On January 6th 2021, far-right rioters stormed the Capitol in Washington D.C. They chanted threats to hang Vice President Mike Pence for his refusal to follow Trump’s claim the Democrats “stole” the election. The attack confirmed that our symbolic site of democracy was no longer sovereign. That was the pinnacle of Trump’s presidency, but his 2024 campaign is already under way.
This attempted coup was uncanny. Yet watching it unfold on television rendered it simply another installment in a series of crises that Trump had made of daily life in the US. This outrageous occurrence was somehow numbing; we could only look on. Democracy is a structure and a collection of acts of civic engagement, whereas its degradation renders citizens into a passive audience. Thus we must be wary when reading and speaking succumb to watching.

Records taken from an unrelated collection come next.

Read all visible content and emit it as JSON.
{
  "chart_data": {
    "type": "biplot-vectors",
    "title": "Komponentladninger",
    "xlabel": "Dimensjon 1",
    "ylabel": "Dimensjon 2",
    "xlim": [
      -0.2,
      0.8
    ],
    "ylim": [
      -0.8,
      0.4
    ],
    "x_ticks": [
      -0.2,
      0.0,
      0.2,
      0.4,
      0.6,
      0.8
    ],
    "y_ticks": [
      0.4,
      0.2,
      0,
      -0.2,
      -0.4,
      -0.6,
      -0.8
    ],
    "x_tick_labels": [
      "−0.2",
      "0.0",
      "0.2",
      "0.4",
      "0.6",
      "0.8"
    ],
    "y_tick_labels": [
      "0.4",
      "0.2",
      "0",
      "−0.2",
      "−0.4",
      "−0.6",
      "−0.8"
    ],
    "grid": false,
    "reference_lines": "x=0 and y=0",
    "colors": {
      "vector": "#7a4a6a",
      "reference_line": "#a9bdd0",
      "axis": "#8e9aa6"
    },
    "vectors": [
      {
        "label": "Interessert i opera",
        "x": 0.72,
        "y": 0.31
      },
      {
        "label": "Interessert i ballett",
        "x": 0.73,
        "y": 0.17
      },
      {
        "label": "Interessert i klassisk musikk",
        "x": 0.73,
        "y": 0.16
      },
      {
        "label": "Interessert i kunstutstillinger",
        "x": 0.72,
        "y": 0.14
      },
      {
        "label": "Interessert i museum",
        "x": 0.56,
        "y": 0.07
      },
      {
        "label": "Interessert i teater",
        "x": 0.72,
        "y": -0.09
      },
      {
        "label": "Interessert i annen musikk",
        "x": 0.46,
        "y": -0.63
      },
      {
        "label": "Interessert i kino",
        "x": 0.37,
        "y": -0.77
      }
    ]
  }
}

Four years earlier, the race between Trump and Clinton was a turning point. Trump’s popularity was a consequence of the American populace becoming increasingly disinvested from democratic principles. Though his win seemed unlikely, it was common to hear people felt they were voting for the lesser of two evils. Obama’s call for hope and change had ushered in an end of ideals. Up until Election Day, the semblant of American politics had not quite fallen. Each citizen, whether they voted or not, was responsible for what would come next. Trump won and promptly denied that Hilary won the popular vote. Then when he lost to Biden, he used every tactic to overturn the result, confirming that his aim was to maintain presidential power at any cost.
Today I want to know what those of you faced with this vote for the presidential election in France are experiencing. Despite my transference to France from spending time there and having chosen the Lacanian orientation for my practice as an analyst, I am distant from the situation. Nevertheless, I sense the familiar malaise about the choice in this election.
The numbers strike me: in many recent elections there is almost an even split in the popular vote. Races are won by the thinnest of margins. As citizens, we perceive two options: either/or. Sometimes this becomes a matter of in or out, to vote or not. But not voting only gives the far-right a way in. In the US we’ve seen the far-right’s indiscriminate abuse of power has devastating consequences, including jeopardizing the right to vote.
The platform of far-right extremist campaigns is rejection of the other’s jouissance. Le Pen represents an undertow of hatred, turning society against itself. This is the premise of their ideology. It is also what analysts of the Lacanian orientation can and must speak to.
What is the nature of this crisis? It is one that threatens dialogue, debate, and democracy. We must also not idealize psychoanalysis for the fact that it provides a place to speak because that place is not guaranteed. We must defend, without hesitation, the practice of risking engagement with each other.
I was compelled when I read in the invitation for this event that the “audience will be as wide as possible, to unify against the far-right.” One distinctive trait of the Lacanian orientation is that even if one speaks alone, discourse is not self-contained. From the outset, Lacan was transdisciplinary. His style demonstrated the vitality at stake in the very extimacy of speech itself. Each of us must make the effort to perforate our speech via an encounter with what is other to it. This is where psychoanalysis and democracy converge, and why psychoanalysis depends on democracy.
The necessity at stake for psychoanalysts, né speaking beings, is to gather by whatever means possible, to enact the ethic of speaking with one another. In this the aims of democracy and psychoanalysis are united.